When you learn that the Monterrey, Nuevo León’s five man party machine Kinky made an episode of the usually “back-to-acoustics” series MTV Unplugged, you have to wonder if the producers knew what kind of band they were getting.

Since the release of their self-titled debut album in 2002, the band has become a staple of parties, clubs, and TV shows thanks to their funky fusion of electronics and norteño music, with a layer of catchy carelessness on top that makes them an irresistible choice for those looking to tear the roof off. But there’s no mistake, Kinky have done an Unplugged and the results are not exactly what you might expect.

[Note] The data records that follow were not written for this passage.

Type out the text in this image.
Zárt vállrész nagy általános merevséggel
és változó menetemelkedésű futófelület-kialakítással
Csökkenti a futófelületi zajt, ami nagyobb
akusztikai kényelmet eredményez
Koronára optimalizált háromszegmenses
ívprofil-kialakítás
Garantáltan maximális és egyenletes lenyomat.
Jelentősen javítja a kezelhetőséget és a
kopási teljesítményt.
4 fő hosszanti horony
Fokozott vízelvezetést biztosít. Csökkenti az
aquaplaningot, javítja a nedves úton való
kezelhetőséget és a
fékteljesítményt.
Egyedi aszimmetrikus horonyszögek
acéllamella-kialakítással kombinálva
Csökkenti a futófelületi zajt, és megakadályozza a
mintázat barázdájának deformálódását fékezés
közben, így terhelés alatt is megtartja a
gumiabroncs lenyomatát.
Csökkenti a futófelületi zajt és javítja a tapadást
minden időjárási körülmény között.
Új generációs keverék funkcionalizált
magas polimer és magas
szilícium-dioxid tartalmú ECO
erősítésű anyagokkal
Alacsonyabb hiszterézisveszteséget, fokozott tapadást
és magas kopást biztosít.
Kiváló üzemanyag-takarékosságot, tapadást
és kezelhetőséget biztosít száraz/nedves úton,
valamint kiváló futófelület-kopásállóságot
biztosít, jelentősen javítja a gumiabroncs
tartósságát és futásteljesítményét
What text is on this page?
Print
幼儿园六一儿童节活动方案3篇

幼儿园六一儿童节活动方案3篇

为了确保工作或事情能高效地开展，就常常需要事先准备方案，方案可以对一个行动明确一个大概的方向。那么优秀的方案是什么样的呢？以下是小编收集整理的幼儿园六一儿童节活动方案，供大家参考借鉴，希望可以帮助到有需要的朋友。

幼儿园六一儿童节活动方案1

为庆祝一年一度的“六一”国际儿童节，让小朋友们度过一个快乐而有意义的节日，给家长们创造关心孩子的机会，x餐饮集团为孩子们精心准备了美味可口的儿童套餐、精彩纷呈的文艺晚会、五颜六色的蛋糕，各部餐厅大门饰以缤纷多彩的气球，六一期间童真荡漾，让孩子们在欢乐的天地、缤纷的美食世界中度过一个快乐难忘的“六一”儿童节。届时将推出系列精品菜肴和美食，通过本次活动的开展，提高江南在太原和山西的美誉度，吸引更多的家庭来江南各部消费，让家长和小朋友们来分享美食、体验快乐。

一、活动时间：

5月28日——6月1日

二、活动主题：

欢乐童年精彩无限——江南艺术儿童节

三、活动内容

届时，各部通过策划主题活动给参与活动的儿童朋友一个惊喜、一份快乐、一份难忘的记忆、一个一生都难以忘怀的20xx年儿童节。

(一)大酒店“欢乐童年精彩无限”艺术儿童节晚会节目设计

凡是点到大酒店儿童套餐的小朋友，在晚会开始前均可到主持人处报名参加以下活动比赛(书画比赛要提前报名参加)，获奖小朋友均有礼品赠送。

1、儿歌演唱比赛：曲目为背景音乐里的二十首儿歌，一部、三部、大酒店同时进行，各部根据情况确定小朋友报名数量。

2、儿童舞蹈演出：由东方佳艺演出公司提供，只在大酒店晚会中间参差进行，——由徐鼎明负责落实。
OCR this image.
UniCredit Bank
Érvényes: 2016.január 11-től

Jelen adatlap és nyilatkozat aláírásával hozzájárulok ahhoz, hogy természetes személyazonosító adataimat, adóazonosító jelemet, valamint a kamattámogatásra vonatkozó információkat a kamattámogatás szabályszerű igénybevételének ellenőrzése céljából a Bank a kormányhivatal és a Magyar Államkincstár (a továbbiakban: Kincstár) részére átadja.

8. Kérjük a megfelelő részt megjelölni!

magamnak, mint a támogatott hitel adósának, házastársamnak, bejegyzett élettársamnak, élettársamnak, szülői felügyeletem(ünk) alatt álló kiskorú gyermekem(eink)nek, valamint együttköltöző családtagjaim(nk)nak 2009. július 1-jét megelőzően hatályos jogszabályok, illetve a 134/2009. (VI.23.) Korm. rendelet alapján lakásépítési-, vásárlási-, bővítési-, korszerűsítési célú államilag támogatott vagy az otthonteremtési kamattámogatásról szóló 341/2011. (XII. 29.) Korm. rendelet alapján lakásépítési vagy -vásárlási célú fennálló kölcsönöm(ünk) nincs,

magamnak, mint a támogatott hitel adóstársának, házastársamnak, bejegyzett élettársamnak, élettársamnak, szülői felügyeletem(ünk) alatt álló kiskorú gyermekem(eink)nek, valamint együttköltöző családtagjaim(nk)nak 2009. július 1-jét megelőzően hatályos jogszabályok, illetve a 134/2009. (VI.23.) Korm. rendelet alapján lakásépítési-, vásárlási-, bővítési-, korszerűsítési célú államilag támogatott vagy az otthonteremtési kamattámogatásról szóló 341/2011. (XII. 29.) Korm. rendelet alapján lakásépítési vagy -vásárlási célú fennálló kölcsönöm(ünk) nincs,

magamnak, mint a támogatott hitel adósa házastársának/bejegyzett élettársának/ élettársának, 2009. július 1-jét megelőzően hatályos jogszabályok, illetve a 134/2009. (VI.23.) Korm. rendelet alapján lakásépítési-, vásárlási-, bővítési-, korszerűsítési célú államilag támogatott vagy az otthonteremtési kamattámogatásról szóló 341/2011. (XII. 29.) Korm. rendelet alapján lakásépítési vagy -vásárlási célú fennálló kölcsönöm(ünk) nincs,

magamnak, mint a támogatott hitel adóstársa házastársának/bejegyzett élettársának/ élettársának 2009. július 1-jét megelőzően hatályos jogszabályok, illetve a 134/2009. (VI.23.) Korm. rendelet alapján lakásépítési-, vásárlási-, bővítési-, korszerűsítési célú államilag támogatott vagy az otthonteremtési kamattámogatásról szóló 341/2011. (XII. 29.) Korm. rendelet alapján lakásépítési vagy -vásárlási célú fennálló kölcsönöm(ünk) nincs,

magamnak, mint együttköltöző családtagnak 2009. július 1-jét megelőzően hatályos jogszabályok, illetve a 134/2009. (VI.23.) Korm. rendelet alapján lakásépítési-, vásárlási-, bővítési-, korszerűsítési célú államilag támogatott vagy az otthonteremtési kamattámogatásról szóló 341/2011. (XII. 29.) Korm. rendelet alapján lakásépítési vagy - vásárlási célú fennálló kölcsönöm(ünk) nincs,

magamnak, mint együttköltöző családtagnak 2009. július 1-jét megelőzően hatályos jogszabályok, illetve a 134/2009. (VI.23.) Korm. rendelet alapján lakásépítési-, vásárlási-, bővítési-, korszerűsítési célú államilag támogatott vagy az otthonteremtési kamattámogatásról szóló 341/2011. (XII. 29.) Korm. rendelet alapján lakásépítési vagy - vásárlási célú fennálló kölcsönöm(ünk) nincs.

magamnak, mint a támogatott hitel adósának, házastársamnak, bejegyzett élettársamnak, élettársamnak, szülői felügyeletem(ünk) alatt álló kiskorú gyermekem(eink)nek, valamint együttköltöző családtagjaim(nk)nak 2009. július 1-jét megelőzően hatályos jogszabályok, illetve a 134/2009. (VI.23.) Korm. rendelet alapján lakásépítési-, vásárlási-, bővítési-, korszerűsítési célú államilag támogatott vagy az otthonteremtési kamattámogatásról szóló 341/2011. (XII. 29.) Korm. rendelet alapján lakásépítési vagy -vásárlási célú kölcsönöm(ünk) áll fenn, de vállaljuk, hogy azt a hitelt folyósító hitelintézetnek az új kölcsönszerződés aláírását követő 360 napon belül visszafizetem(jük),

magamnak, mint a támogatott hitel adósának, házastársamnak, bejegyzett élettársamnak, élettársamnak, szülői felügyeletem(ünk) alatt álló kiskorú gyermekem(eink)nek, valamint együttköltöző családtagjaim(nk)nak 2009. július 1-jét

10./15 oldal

Yes, some songs have the insistent beat and restless attitude you come to know and love, but here’s another side of the band you might not have heard before. On the eve of the album release through Nacional Records and their California tour (where they’ll visit San Francisco, Santa Cruz, Anaheim, and Los Angeles), we spoke with their very own Ulises Lozano about the experience.

 


 

You’re taking your Unplugged show on the road. How are you doing this? Are you bringing the string and brass sections with you?
Not exactly. We wanted to incorporate the Unplugged arrangements with our usual electronic setup, so we have the best of both. It’s cool because we bring those elements in a more stripped down way. We love how it’s sounding, and in later dates Daniela Spalla is joining us.

How was your approach to this concert?
We thought it was very interesting, especially because we’re an electronic band. It was a chance to give a completely new spin to what we’re used to do. It wasn’t like a rock band who just switches to acoustic guitars. It was interesting to recreate the loops and sequences in a more organic way without sacrificing the essence of the band.

Photo by Napoleón Habeica.

 

These shows have pretty much a set format, they have to feature the best known songs of the band, a few covers, and some collaborations. We treated it a little different; we rehearsed six new songs and MTV loved them and went with them. In the end, we only did four of those, then five of our most well known songs, and four covers.

“It’s something that’s a big part of us. We’re from the Northern part of the country, we grew up with this kind of music.”

How did you come up with your list of cover songs?
We have covered regional music in the past. Songs by Intocable, Pesado, and Los Ángeles Azules. Since the very beginning, Kinky have made fusions like “El Son De Mi Primer Amor” which is an electronic cumbia. It’s something that’s a big part of us. We’re from the Northern part of the country, we grew up with this kind of music. So we selected songs by Los Cardenales, El Chapo de Sinaloa, Ramón Ayala and “Bien Pedo, Bien Loco” by Los Recoditos. We invited the later to play with us at the show, as well as Beto Zapata from Pesado and Voz De Mando from Movimiento Alterado. We love their energy.

We also had Carla Morrison and La Mala Rodríguez with us. When we were working on “A Donde Van Los Muertos,” the song developed a certain melancholy that perhaps was lost in the original version. With La Mala, we had done “Negro Día” with her, but we had never had the chance to play it live the way it was recorded. We admire our collaborators a lot. There’s good friendship among us all.

You mention that you found another side to your music with the new version of “A Dónde Van Los Muertos.” Did that happen with any of the other older songs?
I think it happened with each one we played. “El Son De Mi Primer Amor” turned into a hip-hop/reggae cut with a chorus better suited for a ballad. In ”Bailar Hasta Quemarnos,” we found a more emotional melody. We seized the chance to not just focus on the groove like we usually do.

Photo by Napoleón Habeica.

 

It sounds like the experience made you work your songs in a different way.
We have always worked on those aspects although the focus has been to give a sense of party and euphoria. Now, these other elements have been brought forth and given their due attention. We’re eager to keep working this way, and I think it all enriches the creative process. It opened doors for us, in terms of new approaches.

“We forced ourselves not to play to a click track, to play new instruments we weren’t familiar with. It will definitely have an impact in our future music.”

There were also challenges. We forced ourselves not to play to a click track, to play new instruments we weren’t familiar with. It will definitely have an impact in our future music.

Was there an example that inspired you to do these new versions?
We’re part of the generation that grew up watching the original MTV Unplugged run. We’re fans of the Nirvana, The Cure, Illya Kuryaki, and Café Tacvba [episodes]. I think we took small elements from all of those as well as creating our own sound and setting. In most cases, [other episodes] tend to feature the artist’s ballads or their more relaxed moments, and they also try to strip the songs to their bare elements. We did the opposite; we maximized our sound; we added an orchestra. In “Bailar Hasta Quemarnos” we originally sampled an orchestra but for this show, we had a real one play those parts live.

If you had any chance to feature anybody, without concern for anything, who would your dream guest be and in which song would you like them to play?
Vanilla Ice. We would do a mashup of “Ice Ice Baby” and “Bailar Hasta Quemarnos” [laughs].